Charles Whitfield Bott, Pharmacist Director

There wont be a fire sale. I know of 2 pharmacies in my area for sale that are possibly not viable in the long term and as such no one wants to buy them, they are just stagnating. You would expect a slow death of that type of shop, others that are better possisioned my well see an increase in their value.

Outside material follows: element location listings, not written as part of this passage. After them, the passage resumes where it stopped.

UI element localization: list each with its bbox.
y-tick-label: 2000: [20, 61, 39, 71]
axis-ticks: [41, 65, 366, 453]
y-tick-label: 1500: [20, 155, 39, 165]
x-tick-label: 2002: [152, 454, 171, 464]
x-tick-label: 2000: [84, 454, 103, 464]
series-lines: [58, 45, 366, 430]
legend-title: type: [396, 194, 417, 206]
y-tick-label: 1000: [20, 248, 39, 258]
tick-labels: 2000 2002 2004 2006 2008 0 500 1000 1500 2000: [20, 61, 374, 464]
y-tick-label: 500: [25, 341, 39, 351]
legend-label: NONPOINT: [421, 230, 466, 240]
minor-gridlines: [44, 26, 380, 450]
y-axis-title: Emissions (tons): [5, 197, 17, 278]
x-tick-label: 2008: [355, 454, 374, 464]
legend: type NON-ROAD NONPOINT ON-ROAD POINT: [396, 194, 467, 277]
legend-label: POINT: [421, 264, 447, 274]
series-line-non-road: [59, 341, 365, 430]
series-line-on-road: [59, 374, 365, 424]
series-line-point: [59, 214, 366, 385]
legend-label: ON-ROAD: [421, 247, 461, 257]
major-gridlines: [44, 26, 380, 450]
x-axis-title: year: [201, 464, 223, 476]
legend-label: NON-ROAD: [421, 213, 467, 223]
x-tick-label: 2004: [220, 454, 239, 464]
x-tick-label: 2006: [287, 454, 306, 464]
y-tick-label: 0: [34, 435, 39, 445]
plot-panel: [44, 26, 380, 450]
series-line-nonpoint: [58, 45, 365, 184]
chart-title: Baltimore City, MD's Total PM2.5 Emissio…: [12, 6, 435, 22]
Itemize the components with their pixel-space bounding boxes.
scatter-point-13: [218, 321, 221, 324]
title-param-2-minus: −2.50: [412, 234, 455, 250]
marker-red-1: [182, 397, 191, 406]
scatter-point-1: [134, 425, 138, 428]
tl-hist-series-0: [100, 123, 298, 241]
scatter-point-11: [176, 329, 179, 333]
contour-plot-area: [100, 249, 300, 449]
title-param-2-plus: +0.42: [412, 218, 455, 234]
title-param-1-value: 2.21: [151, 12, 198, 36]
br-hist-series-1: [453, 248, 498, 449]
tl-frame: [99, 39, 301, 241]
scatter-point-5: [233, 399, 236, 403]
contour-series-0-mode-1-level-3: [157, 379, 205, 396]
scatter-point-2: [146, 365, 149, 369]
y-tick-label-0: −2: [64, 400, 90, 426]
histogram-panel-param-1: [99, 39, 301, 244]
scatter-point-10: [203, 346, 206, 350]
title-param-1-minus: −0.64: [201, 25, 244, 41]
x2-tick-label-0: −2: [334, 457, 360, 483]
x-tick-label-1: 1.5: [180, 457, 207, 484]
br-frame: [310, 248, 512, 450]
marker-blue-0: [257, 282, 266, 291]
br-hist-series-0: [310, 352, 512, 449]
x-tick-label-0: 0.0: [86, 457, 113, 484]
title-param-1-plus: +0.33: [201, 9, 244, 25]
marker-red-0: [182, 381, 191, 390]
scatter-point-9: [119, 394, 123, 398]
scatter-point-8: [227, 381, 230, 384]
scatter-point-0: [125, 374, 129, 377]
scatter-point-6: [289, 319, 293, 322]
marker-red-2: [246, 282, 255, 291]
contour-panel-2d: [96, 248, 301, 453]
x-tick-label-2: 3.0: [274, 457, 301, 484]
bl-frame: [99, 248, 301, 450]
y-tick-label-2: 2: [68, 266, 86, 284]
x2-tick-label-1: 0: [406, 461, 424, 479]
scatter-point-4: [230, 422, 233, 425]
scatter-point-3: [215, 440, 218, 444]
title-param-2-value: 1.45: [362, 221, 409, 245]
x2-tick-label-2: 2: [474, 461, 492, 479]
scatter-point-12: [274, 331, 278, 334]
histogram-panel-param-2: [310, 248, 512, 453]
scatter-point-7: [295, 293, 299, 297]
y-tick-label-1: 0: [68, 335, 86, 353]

If there continues to be a reduction in income, reduced job opertunities and oversupply of locums you will suffer, but that seems to be what you want? Turkeys and Xmas (or is it just stupid locums and funding cuts?)?

Ilove Pharmacy, Non Pharmacist Branch Manager

Only reason it won't sell is because it's overpriced. Everything sell if priced correctly. Community Pharmacy seems to think it operates in a parallel universe. There is a very good reason a shop sells for £1m despite the fake news peddled on here for the last 10 years. Most people will go with what their eyes tell them. A locum working in a shop sees the Rx done monthly and knows what goes through the till. They also see the nice shiney car driven by the owner who pops in once or twice a week to bank the cash. The locum also knows that in monetary terms they've been having paycuts for 10 years or so despite knowing the pharmacy has seen it's gross profits grow year on year in the same period.

Sue Per, Locum pharmacist

Quite simply, it is not worth the piece of paper it is written on.Its not rocket science and/or  neither does one need to be Einstein to figure that one out. Exit from the profession is overdue. Last person to exit, please switch off the lights.

Seal Patel, Community pharmacist

Sue Sharpe is sitting back, looking at her OBE. We all know why the people who be liked her. She has forced pharmacy into the corner and on the brink of closure, but the second before it happens she is due to quit. She reminds of my Darth Sidious, plays the cards right, then the power move, then make someone else the face of the diaster! 

Ilove Pharmacy, Non Pharmacist Branch Manager

At least Darth Sidious did it with a smile on his face.